We apologize for the inconvenience, and hope we'll see you again on Google."

I can enter the captcha code and resume, but since it seems to set a cookie
in my browser, my automated translator is broken until Google's web servers
"trust" my IP address again.

Original issue reported on code.google.com by panu...@gmail.com on 20 Nov 2007 at 8:59

Attachments:

GoogleCodeExporter commented 9 years ago
Thanks, I'll take a look.

Original comment by rich.mid...@gmail.com on 21 Nov 2007 at 3:06

GoogleCodeExporter commented 9 years ago
I get the same problem. A workaround would be to add Thread.sleep(x), so that 
at most
y requests are sent in a minute.
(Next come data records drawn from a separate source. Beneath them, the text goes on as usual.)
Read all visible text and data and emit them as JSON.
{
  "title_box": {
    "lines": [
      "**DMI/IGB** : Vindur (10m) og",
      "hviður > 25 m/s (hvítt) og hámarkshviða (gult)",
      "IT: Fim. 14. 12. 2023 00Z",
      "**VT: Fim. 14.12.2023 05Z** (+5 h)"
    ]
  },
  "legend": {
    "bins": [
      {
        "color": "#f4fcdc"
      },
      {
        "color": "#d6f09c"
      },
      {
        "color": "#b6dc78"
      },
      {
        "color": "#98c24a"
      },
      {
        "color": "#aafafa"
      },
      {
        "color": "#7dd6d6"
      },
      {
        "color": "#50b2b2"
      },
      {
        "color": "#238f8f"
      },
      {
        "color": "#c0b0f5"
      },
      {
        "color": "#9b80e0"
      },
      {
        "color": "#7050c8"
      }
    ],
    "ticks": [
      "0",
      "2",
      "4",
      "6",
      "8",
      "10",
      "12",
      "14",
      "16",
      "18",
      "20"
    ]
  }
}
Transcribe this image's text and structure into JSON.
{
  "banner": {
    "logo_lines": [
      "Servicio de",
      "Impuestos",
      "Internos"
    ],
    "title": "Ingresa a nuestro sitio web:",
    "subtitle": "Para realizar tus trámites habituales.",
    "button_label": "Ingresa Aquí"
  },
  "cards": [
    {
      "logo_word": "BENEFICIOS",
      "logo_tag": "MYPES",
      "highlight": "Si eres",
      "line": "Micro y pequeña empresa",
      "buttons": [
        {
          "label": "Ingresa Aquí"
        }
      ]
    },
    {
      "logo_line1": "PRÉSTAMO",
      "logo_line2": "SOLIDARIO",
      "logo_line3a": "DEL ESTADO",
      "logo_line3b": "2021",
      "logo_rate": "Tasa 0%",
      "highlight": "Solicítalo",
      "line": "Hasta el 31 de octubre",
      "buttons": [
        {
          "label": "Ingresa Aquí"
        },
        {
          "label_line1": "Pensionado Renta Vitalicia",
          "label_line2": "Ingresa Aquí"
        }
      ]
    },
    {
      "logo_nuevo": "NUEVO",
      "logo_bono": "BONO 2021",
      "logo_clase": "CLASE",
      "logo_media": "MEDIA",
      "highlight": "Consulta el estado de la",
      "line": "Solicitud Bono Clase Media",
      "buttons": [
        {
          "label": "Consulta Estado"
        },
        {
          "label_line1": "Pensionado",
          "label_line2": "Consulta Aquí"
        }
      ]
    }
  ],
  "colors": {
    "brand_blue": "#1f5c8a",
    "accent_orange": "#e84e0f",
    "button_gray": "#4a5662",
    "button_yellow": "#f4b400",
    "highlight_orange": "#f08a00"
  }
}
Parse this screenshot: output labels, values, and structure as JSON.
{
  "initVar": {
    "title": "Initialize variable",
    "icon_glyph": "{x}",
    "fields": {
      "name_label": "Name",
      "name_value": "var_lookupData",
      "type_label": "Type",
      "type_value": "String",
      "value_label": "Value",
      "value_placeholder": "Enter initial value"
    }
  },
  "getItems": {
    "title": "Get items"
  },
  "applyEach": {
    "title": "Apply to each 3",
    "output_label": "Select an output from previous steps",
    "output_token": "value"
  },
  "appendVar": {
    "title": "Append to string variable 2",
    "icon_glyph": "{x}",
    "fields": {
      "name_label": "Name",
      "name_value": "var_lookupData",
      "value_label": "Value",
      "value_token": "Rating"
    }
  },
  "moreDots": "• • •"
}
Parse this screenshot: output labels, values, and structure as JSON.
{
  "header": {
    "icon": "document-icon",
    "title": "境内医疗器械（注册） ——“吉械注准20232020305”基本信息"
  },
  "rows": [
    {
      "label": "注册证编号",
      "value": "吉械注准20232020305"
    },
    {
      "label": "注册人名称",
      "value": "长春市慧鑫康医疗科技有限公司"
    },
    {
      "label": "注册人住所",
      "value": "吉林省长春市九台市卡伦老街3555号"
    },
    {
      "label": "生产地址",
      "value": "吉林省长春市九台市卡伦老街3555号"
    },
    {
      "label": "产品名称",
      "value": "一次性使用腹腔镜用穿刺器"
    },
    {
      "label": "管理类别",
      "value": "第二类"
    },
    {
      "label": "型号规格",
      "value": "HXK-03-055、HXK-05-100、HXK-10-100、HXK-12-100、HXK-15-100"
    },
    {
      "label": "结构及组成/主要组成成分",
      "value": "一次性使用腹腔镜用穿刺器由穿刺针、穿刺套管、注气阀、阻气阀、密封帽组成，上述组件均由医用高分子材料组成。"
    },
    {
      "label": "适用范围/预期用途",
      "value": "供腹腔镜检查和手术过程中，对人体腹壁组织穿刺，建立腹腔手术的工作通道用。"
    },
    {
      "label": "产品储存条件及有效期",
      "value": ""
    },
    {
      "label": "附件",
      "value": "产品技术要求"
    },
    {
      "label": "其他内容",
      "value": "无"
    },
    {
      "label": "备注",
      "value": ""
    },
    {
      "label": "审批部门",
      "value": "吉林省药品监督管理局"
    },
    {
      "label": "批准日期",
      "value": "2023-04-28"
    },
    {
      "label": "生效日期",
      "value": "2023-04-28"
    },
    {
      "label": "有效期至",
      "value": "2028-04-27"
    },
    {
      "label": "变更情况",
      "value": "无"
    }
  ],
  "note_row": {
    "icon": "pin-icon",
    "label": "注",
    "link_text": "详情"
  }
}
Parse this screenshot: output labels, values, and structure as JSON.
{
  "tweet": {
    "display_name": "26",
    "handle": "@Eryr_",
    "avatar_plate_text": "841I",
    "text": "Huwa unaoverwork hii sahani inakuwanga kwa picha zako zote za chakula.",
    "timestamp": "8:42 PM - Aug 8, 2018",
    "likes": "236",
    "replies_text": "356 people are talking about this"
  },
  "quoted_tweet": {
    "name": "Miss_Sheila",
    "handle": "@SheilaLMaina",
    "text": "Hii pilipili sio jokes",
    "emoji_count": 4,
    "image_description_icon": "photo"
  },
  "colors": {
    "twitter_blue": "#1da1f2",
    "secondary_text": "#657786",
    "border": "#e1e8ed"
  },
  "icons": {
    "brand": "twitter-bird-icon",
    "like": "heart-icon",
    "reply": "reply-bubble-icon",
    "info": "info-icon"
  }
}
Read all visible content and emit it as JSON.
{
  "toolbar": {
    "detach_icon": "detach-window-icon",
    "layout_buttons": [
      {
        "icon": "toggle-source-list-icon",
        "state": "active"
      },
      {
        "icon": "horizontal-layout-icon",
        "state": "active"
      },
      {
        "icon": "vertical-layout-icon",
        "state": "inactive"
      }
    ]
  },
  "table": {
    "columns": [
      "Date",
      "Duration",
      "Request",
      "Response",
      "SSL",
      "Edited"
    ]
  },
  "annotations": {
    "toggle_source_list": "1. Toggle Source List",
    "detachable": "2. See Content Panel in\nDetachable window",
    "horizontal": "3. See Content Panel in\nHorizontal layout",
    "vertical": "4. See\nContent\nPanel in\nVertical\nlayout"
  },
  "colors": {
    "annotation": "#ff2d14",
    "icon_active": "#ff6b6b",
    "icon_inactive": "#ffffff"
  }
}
The question is: how many requests per minute 
are
allowed? How does the service decide it is too much?

Original comment by thomas.t...@gmail.com on 24 Nov 2007 at 12:45

GoogleCodeExporter commented 9 years ago
I guess we could let users do that, or perhaps add a translate(List<String>, 
String,
String) method which would do the same thing. Also, it looks to me like a 
request
every second triggers it, but a request every 2 doesn't. Two seconds is an 
awfully
long time to wait though if anyone wants a lot of different bits of text 
translated.

We could also throw a particular error containing the captcha image and add a 
method
to take the captcha string, submit it and keep the cookie. That might be a bit
awkward for others to catch and handle though, but it does give people an 
option.

What does anyone else think?

Original comment by rich.mid...@gmail.com on 24 Nov 2007 at 4:50

GoogleCodeExporter commented 9 years ago
> perhaps add a translate(List<String>, String, String)
I like this. Internally it could convert the list into one (large) request by 
adding
'untranslatable' separators (for example large numbers), so that the result can 
be
split as well there.

> a request every 2 doesn't
For me it's OK if the translate API can only process one request every two 
seconds -
the API could automatically sleep as much as required. As long as there is a 
way to
'bulk translate'.

Original comment by thomas.t...@gmail.com on 25 Nov 2007 at 12:12

GoogleCodeExporter commented 9 years ago
That'll work, but I expect other people will encounter the same problem by 
invoking
translate(String, String, String) in a loop too many times, and then they'll 
have to
wait for the web site to "cool down" before allowing their requests again.

Another thought is the API can keep track of the number of translation-requests 
per
second, and when the user's program starts doing "too many" translations, the 
API
would throttle back the requests automatically. That'll allow some programs to
experience no slow-down when performing "small quantities" translations, and 
will
allow bulk translation programs to run without requiring any additional coding.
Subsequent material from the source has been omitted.